As a result, we increasingly have science-based strategies we can all use to find greater happiness; even those who don’t naturally find the silver lining. And these are strategies that are very do-able.
Enjoying Life’s Experiences
There is more to happiness than we tend to assume. We often talk and think about happiness in very simple terms. We think about times in which we’ve felt really happy and we contrast that with times we’ve felt decidedly unhappy—just one dimension, where all we have in mind is more or less.
But happiness actually consists of at least three distinct components. One component of happiness is pleasure, meaning how much we enjoy life experiences. We experience pleasure from enjoying a great glass of wine, seeing a beautiful sunset, or watching a funny movie.
These experiences all bring us pleasure, and make us feel happy. People who practice savoring such experiences derive even more pleasure.
This article comes directly from content in the video series Introduction to Psychology. Watch it now, on Wondrium.
Being Fully Absorbed
The second component of happiness is engagement with our life, meaning being fully absorbed in whatever we are doing. Why is engagement such an important part of happiness? People who are fully engaged in an activity experience flow, a psychological state in which time seems to fly by, or stop, in an immersive and positive way.
They are fully absorbed in what they are doing and are not aware of time passing. One might experience the state of flow when going for a run, reading a book, or working on a favorite hobby.
Finding a Purpose
The third, and perhaps the most important, component of happiness is finding purpose or meaning. Psychologists describe purpose as ‘a stable and generalized intention to accomplish something that is at the same time meaningful to the self and consequential for the world beyond the self’.
We could find meaning in our career, our volunteer work, or things we do for our family or community. People who feel their lives are good, meaningful, and worthwhile experience the highest levels of happiness.
Happiness and Money
If pleasure, flow, and meaning are so important, what about money? An increase in money, such as receiving a raise at work, does initially lead to more happiness. But here’s the problem. We then adapt to this newfound wealth and think that we need just a little bit more money in order to feel happy. As Benjamin Franklin said, “The more of it one has, the more one wants.”

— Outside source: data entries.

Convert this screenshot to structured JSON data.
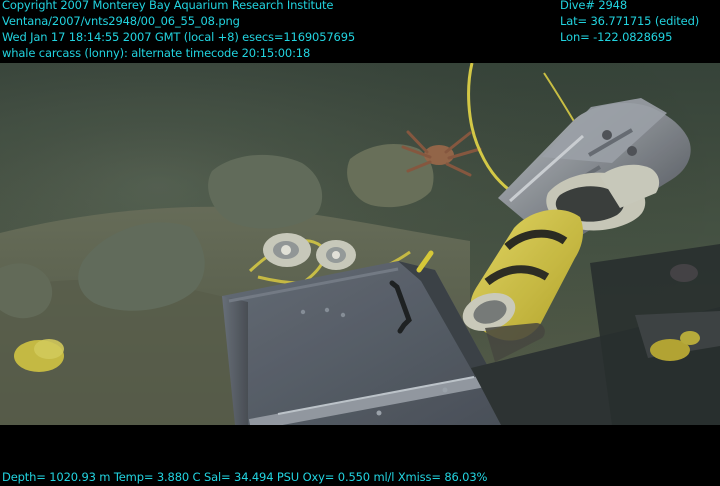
{
  "overlay": {
    "copyright": "Copyright 2007 Monterey Bay Aquarium Research Institute",
    "path": "Ventana/2007/vnts2948/00_06_55_08.png",
    "timestamp": "Wed Jan 17 18:14:55 2007 GMT (local +8)  esecs=1169057695",
    "annotation": "whale carcass (lonny): alternate timecode 20:15:00:18",
    "dive": "Dive# 2948",
    "lat": "Lat= 36.771715 (edited)",
    "lon": "Lon= -122.0828695",
    "telemetry": "Depth= 1020.93 m  Temp= 3.880 C  Sal= 34.494 PSU  Oxy= 0.550 ml/l  Xmiss= 86.03%"
  },
  "colors": {
    "overlay_text": "#22d3df",
    "water": "#4f5c4a",
    "sediment": "#666c58",
    "metal_panel": "#59606c",
    "yellow": "#e3d54a"
  }
}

One study revealed that public service lawyers—public defenders, in-house counsel lawyers for nonprofits, and criminal prosecutors—reported higher levels of well-being than lawyers in higher-paying and more prestigious private firms. Why?
Greater Personal Meaning
Lawyers in both groups work long hours. Lawyers in public service make much less than those in firms. And the higher-paid lawyers probably liked being higher paid. And yet, those working in high-paying firms with requirements to bill a certain number of hours report lower happiness.
What really accounts for the big difference in happiness between these two groups of lawyers is most likely a direct result of the greater personal meaning and interest those in public service derive from their jobs.
Now, lawyers aside, this is not saying that income never matters. For people with very low or no income, more money does indeed lead to more happiness. But for everyone else, once our basis needs are meet, we soon return to our prior level of personal happiness, regardless of greater wealth.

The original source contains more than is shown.